Утром зашел к начальнику кинопроката Евгению Константиновичу Войтовичу и проинформировал его о том, что завершаю работу, покажу ее через 14 дней. Прокат ожидает "Лермонтова" с нетерпением, и если фильм им понравится, они все сделают, чтобы хорошо его "прокатить".
Работалось бы хорошо, если бы не осадок от коридорной беседы с одним кинематографистом, снявшим три-четыре невзрачных фильма и переквалифицировавшимся из режиссеров в сценаристы. Некогда он хотел снимать фильм о Лермонтове и сам предлагал мне роль Михаила Юрьевича.
- Ты что, "Лермонтова" снимаешь?
- Да, уже заканчиваю.
- А ты знаешь, был сценарий Саши Червинского.
- Нет, - ответил я, - сценарий Червинского вы мне не давали.
- Ты меня поразил, - сказал он.
- Чем же?
- Своим выступлением на вечере Гены Шпаликова. Тем, что ты там нес...
- Не понял, - прервал я его.
- О спаивании России... Окуджава сказал, если бы он знал, что будет такое, не пришел бы.

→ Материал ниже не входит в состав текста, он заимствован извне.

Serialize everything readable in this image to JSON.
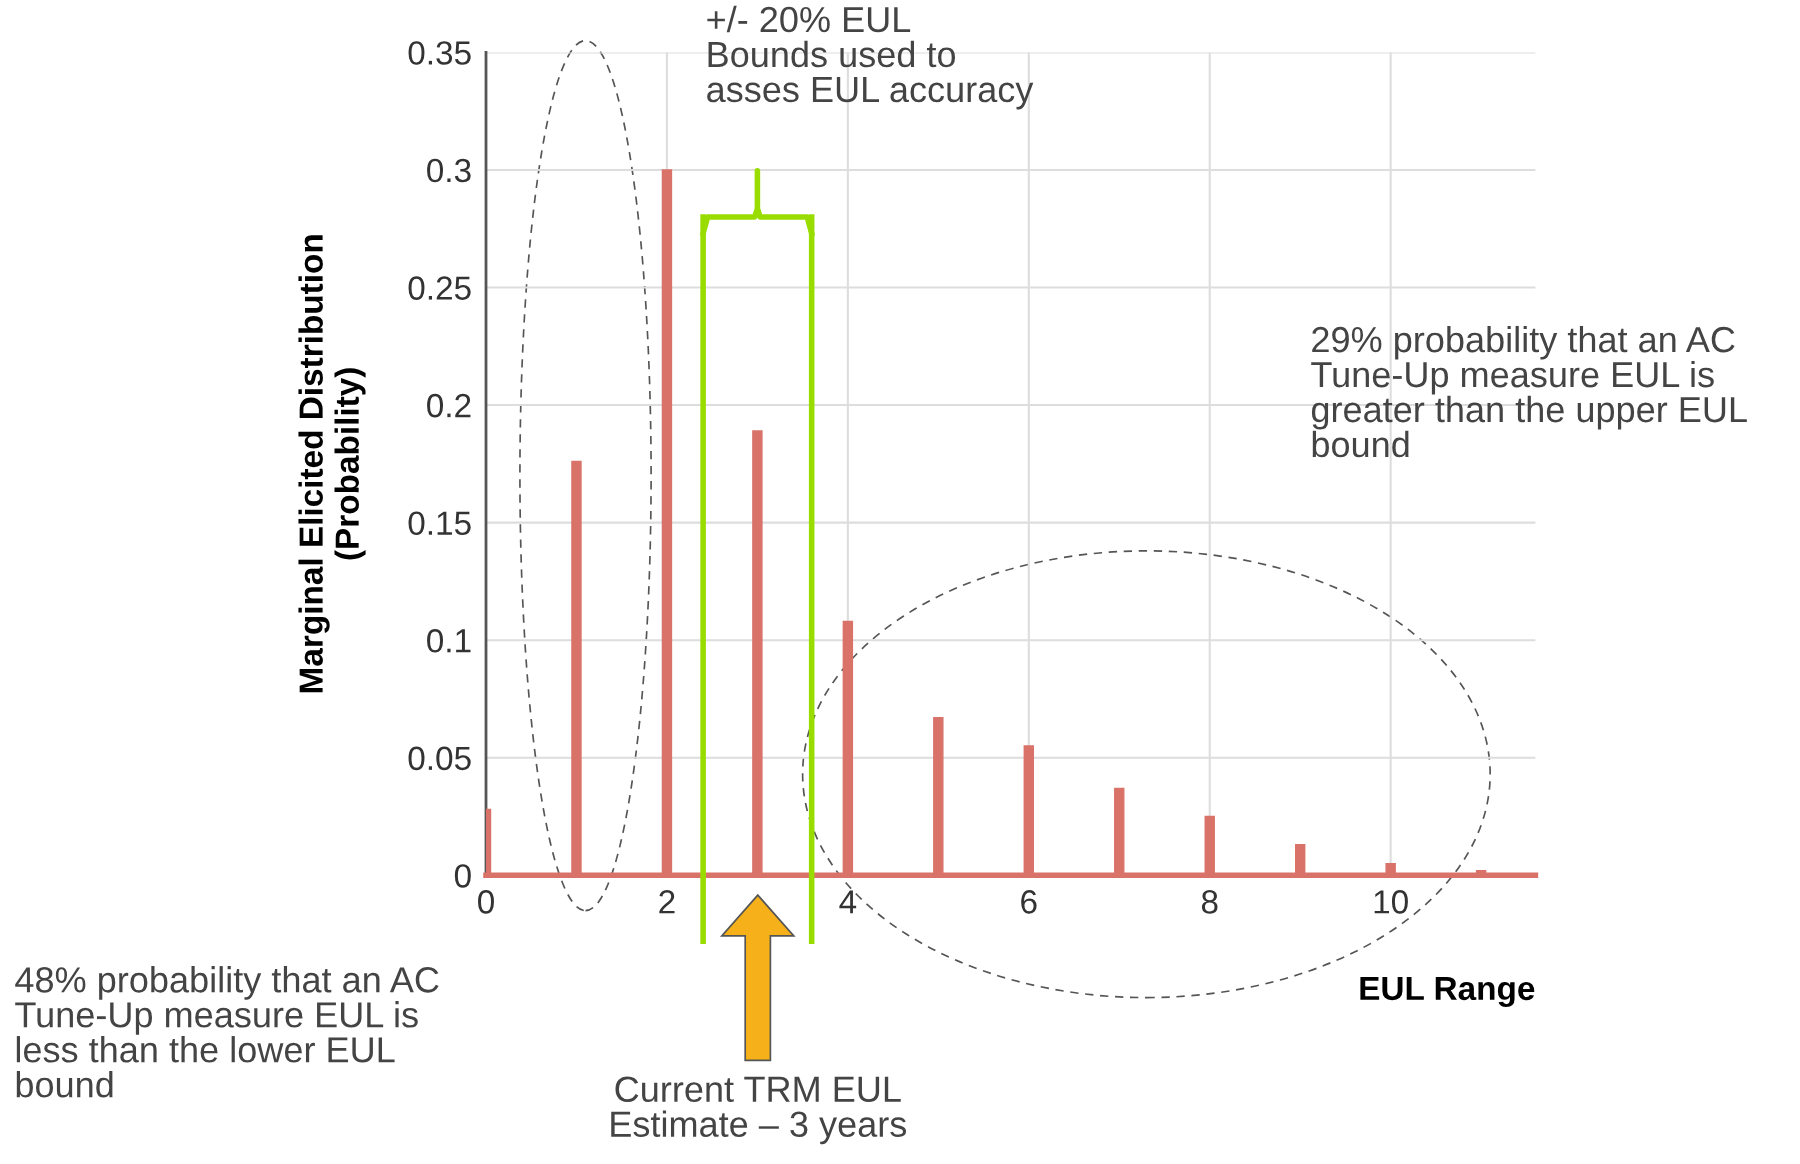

Показательная беседа. Не минует меня "чаша сия", и отчетливее стали пониматься слова Михаила Юрьевича:
Провозглашать я стал любви
И правды чистые ученья,
В меня все ближние мои
Бросали бешено каменья.
Я, конечно, не имею права сравнивать себя с Лермонтовым, не считаю себя "пророком", но тут мне показалось, что я понял поэта еще больше. Что ж, будем выдерживать и каменья, ведь Лермонтов выдержал.